Oyó que se abría la verja y levantó la mirada.

Al principio Jacky no se fijó en que estaba allí, así que él tuvo un momento para mirarla bien. Tenía un aspecto modestamente respetable con su abrigo oscuro y su sencillo sombrero de fieltro, y llevaba un libro de tapas negras en la mano. Si no la conociera mejor, Greg habría pensado que venía de la iglesia.

Con ella iba un niño. El pequeño llevaba un abrigo de tweed y una gorra, y le daba la mano.

El niño fue el primero en ver a Greg.

—¡Mira, mamá, hay un soldado! —exclamó.

Jacky miró a Greg y se llevó la mano a la boca en un acto reflejo.

Greg se levantó mientras ellos subían los escalones de la entrada. ¡Un niño! Sí que se lo tenía callado… Eso explicaba por qué tenía que estar en casa por las noches. Nunca se le había ocurrido.

—Te dije que no vinieras por aquí —le recriminó Jacky mientras metía la llave en la cerradura.

—Quería decirte que ya no tienes por qué tener miedo de mi padre. No sabía que tenías un hijo.

El niño y ella entraron en la casa. Greg se quedó en la puerta, esperando. Un pastor alemán le gruñó y luego miró a Jacky para saber qué tenía que hacer. Ella fulminó a Greg con la mirada, estaba claro que pensaba cerrarle la puerta en las narices… pero un momento después soltó un suspiro de exasperación y dio media vuelta, dejándola abierta.

Greg entró y le ofreció el puño izquierdo al perro, que lo olfateó con cautela y le concedió una aprobación provisional. Greg siguió a Jacky hasta una cocina pequeña.

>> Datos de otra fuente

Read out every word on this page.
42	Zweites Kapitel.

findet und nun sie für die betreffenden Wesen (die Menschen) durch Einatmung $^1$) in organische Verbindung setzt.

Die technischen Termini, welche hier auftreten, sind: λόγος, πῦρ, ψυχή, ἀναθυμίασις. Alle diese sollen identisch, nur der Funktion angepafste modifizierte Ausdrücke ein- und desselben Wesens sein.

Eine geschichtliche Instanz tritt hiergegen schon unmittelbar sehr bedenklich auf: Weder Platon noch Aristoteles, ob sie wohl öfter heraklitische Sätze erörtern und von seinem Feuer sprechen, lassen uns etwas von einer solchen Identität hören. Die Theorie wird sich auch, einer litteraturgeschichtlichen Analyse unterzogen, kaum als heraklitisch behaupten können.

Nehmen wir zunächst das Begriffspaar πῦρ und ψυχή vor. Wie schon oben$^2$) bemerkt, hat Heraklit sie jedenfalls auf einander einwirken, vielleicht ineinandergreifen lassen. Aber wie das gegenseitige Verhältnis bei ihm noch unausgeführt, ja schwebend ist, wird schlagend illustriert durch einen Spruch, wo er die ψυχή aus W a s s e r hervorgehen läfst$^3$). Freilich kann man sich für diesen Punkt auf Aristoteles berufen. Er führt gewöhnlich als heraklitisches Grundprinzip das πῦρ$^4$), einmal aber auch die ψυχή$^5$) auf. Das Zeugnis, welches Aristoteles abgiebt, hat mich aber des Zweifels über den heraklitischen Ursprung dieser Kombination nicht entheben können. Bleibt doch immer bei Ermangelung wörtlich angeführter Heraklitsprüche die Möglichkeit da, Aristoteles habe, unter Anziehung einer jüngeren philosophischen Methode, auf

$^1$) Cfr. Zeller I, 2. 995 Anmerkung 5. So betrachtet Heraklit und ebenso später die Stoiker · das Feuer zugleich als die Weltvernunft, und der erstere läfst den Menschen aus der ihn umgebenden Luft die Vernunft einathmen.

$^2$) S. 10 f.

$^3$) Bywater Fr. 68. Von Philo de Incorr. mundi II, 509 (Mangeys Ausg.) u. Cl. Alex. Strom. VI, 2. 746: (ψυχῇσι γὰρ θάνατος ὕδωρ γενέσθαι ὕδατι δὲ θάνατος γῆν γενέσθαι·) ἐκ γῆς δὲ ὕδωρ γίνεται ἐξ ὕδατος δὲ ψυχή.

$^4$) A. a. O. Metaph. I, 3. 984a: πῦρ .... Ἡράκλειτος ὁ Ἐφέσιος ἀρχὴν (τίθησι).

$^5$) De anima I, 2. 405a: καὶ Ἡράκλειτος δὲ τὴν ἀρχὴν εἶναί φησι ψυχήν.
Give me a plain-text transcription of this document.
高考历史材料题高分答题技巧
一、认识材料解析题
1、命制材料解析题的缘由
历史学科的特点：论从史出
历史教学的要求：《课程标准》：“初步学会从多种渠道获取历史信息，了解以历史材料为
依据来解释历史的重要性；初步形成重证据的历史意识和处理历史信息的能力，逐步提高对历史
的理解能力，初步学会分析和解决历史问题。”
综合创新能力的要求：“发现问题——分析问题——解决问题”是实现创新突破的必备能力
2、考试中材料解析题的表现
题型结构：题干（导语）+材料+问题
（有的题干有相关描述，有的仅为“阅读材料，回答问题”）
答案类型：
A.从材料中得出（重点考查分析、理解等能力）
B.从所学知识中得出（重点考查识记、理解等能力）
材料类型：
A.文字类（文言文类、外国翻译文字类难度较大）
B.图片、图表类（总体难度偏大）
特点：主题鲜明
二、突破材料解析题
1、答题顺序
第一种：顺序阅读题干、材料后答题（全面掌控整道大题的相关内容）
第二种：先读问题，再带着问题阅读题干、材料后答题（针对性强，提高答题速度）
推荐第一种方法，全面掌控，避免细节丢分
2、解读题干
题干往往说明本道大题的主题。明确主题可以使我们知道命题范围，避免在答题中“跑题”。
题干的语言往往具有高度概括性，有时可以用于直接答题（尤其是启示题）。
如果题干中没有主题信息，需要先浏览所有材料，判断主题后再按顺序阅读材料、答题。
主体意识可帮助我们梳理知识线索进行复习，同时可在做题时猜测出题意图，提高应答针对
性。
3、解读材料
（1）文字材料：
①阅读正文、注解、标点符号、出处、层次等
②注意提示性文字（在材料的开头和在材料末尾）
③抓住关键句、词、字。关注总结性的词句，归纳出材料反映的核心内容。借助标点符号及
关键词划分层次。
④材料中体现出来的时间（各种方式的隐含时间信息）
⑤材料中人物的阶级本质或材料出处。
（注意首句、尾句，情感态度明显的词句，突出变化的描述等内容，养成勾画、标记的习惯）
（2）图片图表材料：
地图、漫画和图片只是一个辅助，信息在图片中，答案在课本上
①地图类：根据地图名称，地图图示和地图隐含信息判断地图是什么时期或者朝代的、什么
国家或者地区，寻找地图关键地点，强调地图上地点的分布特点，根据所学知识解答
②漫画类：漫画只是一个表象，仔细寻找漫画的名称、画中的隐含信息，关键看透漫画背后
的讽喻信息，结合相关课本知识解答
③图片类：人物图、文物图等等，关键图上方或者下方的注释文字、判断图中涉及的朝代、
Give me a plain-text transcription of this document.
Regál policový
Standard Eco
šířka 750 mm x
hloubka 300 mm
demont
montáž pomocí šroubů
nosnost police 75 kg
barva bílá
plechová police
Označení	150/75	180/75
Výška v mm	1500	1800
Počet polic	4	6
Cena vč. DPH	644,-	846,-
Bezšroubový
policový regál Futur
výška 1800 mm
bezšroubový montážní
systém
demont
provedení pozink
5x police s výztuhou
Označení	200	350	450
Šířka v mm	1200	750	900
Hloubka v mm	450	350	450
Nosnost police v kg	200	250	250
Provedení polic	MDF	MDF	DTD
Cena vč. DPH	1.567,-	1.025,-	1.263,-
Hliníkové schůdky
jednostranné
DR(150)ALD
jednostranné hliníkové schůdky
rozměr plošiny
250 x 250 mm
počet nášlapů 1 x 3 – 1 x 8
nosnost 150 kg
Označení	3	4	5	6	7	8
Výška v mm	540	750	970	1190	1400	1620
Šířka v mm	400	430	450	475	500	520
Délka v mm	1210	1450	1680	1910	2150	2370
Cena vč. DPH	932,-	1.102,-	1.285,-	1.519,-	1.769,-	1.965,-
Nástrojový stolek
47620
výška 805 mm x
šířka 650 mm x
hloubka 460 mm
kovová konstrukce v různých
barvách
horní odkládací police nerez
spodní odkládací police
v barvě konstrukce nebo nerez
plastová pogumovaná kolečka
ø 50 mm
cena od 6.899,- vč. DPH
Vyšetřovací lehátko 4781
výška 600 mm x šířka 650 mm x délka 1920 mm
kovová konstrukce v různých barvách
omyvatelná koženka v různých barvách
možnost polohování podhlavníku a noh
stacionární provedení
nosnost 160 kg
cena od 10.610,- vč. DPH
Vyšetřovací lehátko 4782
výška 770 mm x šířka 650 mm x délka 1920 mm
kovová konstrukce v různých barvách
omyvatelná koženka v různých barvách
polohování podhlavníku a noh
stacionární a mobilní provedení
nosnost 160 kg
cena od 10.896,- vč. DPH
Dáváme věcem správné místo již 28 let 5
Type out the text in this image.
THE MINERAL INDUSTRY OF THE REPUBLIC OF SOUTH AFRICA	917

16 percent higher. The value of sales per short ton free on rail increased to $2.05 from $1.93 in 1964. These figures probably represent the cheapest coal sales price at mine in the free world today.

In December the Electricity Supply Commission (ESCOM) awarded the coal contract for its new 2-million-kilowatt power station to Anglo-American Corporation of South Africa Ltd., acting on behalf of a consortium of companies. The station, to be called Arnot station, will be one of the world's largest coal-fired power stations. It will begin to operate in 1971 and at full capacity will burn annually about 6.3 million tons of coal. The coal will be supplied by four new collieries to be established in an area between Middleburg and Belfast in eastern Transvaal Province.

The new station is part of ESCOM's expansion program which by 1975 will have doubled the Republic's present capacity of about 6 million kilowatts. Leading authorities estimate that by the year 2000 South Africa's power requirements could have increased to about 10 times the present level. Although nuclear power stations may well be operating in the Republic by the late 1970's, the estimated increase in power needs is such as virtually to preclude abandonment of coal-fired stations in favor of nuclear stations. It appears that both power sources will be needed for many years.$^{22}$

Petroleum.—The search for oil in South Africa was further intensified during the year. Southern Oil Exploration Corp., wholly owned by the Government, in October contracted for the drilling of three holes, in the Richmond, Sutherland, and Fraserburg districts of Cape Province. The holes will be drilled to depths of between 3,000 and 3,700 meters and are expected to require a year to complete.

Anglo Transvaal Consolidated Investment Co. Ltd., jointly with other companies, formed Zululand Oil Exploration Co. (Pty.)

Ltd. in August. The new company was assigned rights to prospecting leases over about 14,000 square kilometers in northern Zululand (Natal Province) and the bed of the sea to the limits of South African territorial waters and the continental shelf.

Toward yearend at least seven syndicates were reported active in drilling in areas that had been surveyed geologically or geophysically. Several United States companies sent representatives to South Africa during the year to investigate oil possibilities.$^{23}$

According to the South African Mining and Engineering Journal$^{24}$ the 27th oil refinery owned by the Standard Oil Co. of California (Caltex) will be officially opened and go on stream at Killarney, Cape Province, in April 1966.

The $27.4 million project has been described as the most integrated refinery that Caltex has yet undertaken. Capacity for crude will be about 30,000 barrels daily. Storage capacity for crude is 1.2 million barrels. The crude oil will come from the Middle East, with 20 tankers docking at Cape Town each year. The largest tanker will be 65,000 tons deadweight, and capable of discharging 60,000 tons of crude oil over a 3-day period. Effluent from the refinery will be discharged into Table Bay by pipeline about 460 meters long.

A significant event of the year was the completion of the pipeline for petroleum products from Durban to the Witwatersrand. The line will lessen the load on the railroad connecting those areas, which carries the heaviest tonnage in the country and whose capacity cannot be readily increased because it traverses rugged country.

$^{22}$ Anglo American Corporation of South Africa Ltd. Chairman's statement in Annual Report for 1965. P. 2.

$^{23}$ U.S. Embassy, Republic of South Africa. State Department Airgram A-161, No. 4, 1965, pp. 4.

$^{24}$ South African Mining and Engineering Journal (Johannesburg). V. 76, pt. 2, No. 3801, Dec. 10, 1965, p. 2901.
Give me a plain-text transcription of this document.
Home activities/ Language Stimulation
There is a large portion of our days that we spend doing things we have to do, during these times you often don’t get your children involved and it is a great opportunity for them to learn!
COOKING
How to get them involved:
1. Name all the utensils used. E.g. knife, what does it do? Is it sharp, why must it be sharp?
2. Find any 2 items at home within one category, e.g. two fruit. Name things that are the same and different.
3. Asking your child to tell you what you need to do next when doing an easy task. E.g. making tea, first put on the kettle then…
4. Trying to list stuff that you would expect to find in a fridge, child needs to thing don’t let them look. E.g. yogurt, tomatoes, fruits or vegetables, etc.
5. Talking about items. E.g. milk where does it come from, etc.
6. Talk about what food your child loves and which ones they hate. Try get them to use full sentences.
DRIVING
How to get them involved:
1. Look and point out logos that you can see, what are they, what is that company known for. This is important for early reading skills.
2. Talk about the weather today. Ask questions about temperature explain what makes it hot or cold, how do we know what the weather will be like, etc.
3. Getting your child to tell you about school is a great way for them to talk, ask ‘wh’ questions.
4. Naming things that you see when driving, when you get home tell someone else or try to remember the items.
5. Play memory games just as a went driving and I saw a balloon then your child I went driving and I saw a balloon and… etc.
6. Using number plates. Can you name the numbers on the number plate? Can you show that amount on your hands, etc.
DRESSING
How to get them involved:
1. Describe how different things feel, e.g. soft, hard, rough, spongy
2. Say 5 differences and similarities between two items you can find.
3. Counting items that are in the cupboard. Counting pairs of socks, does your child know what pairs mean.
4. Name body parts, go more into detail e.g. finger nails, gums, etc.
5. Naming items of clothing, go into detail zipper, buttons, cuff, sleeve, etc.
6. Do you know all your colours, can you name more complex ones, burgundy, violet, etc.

—Hoy es Todos los Santos —dijo. Él no era religioso, pero en el internado le habían obligado a aprenderse las festividades cristianas—. ¿Por eso has ido a la iglesia?

—Vamos todos los domingos —respondió ella.

—Hoy es un día lleno de sorpresas —murmuró Greg.

Jacky le quitó el abrigo al niño, lo sentó a la mesa y le dio una taza de zumo de naranja. Greg se sentó frente a él y le preguntó:

—¿Cómo te llamas?

—Georgy. —Lo dijo en voz baja pero con seguridad: no era tímido.

Greg lo miró con detenimiento. Era tan guapo como su madre, con la misma boca en forma de lazo, pero tenía la piel más clara que ella, de un tono más café con leche, y tenía los ojos verdes, algo inusitado en un rostro negro. A Greg le recordó un poco a su hermanastra, Daisy. Mientras tanto, Georgy clavaba en Greg una mirada tan intensa que casi resultaba intimidante.

—¿Cuántos años tienes, Georgy? —preguntó Greg.

El niño miró a su madre en busca de ayuda. Jacky miró a Greg con una expresión extraña y dijo:

—Tiene seis años.

—¡Seis! Eres un chico muy mayor, ¿verdad? Caray…

Una idea descabellada cruzó por su mente, y entonces se quedó callado. Georgy había nacido hacía seis años. Greg y Jacky habían sido amantes hacía siete. Sintió que le fallaba el corazón.

Miró a Jacky fijamente.

—No puede ser.

Ella asintió con la cabeza.

—Nació en 1936 —dijo Greg.

—En mayo —añadió Jacky—. Ocho meses y medio después de que me fuera de aquel apartamento de Buffalo.

—¿Mi padre lo sabe?

—No, ni hablar. Eso le habría dado aún más poder sobre mí.

Su hostilidad había desaparecido, de pronto parecía simplemente vulnerable. En su mirada, Greg vio una súplica, aunque no estaba muy seguro de qué era lo que le suplicaba.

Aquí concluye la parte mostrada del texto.